GHALI

BRAHIM GHALI : Contraindre le Maroc à l’application du Plan de paix

Brahim Ghali, président de la République arabe sahraouie démocratique (RASD) et secrétaire général du Front Polisario, a demandé à l’ONU d’assumer sa «  et de réactiver le plan de paix signé en1991 » , comme le seul moyen d’arrêter la guerre qui se déroule déjà dans la région et ses répercussions négatives. Dans un discours prononcé dans le camp de réfugiés de Dakhla devant une importante délégation étrangère et des journalistes internationaux, Ghali a également applaudi la récente décision du Tribunal européen, qui a donné raison au Polisario sur l’exploitation illégale des ressources du Sahara occidental et a ordonné l’annulation des accords signés entre le Maroc et l’UE. « Le moment est venu pour le Conseil de sécurité de contraindre le Royaume du Maroc à appliquer les résolutions du Plan de règlement ONU-Afrique qu’il a signé avec la partie sahraouie et approuvé par le Conseil, afin que le peuple sahraoui puisse exercer lui-même son droit inaliénable a l’autodétermination et à l’indépendance », a souligné le Président Ghali. « Comme hier, le peuple sahraoui répondra aujourd’hui avec détermination à toutes les menaces, réaffirmant sa loyauté aux martyrs, et avançant sur son chemin, jusqu’à la victoire et la libération », a-t-il ajouté. Le peuple sahraoui a célébré hier mardi le 46ème anniversaire de l’unité nationale dans un contexte caractérisé par la reprise de la lutte armée. La célébration de la Journée de l’unité nationale cette année intervient à un moment décisif dans la lutte du peuple sahraoui, avec le déclenchement de la guerre provoquée par la violation marocaine du cessez-le-feu, après son agression le 13 novembre 2020 contre des civils sahraouis manifestant pacifiquement dans la région d’El-Guerguerat. Par ailleurs, elle coïncide également avec la nomination d’un nouvel Envoyé personnel du Secrétaire général des Nations unies, Staffan de Mistura, après deux ans d’absence.

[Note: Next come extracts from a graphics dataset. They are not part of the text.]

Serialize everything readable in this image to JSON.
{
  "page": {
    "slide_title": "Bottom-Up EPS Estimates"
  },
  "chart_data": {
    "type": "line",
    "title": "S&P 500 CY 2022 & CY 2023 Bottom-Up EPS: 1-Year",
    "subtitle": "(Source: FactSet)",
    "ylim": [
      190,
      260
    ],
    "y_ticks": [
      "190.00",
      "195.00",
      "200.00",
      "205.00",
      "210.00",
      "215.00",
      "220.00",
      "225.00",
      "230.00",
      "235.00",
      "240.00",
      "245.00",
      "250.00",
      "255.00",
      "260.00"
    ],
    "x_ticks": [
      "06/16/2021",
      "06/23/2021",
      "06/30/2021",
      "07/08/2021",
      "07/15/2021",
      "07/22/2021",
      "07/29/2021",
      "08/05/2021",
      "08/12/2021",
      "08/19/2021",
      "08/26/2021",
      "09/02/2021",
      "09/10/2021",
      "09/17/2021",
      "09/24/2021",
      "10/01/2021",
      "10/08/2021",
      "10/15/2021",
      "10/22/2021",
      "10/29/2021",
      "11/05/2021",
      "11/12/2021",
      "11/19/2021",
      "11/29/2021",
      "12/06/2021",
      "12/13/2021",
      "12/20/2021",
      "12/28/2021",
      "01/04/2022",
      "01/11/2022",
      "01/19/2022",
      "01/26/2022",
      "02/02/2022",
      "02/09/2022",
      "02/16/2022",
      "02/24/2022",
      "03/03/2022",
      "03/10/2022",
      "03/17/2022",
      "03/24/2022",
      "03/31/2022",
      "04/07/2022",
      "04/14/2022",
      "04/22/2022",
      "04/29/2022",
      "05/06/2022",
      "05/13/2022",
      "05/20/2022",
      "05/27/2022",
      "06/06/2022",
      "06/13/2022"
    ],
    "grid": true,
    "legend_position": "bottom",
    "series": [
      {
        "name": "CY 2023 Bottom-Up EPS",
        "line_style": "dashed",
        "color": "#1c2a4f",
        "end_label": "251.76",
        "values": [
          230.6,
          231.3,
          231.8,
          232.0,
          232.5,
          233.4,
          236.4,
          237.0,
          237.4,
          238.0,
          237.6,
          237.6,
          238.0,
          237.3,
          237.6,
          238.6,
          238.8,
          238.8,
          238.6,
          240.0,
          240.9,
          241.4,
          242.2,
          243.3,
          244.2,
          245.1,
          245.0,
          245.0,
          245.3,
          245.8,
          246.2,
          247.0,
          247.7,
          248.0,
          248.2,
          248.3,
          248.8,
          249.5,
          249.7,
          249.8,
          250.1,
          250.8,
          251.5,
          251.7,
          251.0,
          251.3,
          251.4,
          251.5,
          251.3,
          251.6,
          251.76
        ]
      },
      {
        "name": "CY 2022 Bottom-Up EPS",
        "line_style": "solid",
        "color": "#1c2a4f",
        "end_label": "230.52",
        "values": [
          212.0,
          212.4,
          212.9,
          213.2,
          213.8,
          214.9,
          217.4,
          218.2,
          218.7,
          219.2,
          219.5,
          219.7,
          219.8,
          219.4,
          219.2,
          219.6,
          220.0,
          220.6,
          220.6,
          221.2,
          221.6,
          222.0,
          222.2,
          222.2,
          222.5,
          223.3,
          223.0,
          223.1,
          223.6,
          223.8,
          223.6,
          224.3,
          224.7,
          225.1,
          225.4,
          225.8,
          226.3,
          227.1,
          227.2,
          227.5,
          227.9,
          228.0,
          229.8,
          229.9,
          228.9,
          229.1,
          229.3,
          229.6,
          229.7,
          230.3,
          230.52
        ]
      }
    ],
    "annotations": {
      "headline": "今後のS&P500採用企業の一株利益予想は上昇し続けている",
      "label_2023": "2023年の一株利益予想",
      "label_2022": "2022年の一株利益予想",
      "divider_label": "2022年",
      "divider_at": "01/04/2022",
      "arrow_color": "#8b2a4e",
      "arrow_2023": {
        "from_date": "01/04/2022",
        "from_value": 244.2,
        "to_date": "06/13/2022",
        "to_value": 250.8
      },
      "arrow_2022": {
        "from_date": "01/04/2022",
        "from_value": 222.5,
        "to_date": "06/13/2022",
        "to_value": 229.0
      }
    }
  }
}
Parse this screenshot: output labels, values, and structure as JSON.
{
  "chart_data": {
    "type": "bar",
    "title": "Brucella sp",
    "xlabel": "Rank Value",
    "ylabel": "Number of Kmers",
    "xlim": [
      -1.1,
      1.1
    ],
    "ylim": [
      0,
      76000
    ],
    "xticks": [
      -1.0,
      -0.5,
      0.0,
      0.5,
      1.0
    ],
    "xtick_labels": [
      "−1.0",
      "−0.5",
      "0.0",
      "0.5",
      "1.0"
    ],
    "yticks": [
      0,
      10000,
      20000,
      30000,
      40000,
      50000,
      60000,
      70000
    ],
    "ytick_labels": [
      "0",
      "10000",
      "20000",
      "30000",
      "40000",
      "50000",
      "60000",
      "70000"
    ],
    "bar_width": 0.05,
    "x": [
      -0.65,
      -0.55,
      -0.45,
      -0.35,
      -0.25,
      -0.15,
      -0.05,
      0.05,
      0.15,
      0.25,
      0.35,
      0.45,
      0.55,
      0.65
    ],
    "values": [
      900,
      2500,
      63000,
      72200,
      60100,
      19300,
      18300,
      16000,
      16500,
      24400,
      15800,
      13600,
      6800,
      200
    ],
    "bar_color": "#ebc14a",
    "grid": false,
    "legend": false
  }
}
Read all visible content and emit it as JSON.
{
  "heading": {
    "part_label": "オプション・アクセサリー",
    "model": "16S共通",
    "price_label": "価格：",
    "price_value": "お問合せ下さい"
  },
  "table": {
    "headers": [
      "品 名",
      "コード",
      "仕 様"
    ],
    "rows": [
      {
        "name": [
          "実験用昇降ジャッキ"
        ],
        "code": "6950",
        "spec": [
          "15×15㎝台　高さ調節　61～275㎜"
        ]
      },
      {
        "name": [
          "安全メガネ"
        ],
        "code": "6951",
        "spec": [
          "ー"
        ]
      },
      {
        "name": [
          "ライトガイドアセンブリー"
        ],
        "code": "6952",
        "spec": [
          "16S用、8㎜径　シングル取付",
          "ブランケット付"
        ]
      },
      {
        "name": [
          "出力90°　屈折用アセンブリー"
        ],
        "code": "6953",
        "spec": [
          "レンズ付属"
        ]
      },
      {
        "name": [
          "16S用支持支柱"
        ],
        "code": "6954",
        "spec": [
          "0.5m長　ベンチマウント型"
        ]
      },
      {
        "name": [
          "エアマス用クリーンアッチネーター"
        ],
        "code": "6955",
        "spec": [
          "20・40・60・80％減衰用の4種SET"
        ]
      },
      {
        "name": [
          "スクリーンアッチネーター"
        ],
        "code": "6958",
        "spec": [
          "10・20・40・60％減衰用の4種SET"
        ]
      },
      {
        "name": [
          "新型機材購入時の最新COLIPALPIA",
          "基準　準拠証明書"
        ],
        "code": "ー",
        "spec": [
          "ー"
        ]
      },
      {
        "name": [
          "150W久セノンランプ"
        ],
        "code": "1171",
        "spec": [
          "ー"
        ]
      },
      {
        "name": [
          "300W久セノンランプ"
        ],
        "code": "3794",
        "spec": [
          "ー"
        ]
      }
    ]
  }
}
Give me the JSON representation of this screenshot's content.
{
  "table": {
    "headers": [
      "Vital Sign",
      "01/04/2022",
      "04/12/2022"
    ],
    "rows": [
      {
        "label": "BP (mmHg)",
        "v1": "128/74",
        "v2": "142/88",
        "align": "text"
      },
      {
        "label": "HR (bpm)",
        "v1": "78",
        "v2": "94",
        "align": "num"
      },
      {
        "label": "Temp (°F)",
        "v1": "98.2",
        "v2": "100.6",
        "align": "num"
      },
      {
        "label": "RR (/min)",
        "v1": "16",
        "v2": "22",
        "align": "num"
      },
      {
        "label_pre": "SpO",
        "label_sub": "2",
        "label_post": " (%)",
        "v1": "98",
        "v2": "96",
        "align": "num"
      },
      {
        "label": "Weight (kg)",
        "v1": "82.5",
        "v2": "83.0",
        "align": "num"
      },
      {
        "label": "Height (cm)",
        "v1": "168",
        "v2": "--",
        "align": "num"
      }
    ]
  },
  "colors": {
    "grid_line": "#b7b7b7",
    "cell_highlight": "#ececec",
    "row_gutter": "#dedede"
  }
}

Il convient de rappeler que le Front Polisario avait déclaré que la nomination du nouvel Envoyé spécial « n’est pas une fin en soi », soulignant que son rôle devrait être de « faciliter et garantir un processus de paix clair et décisif, avec une date définie pour l’exercice libre et démocratique du peuple sahraoui de son droit inaliénable à l’autodétermination et à l’indépendance ».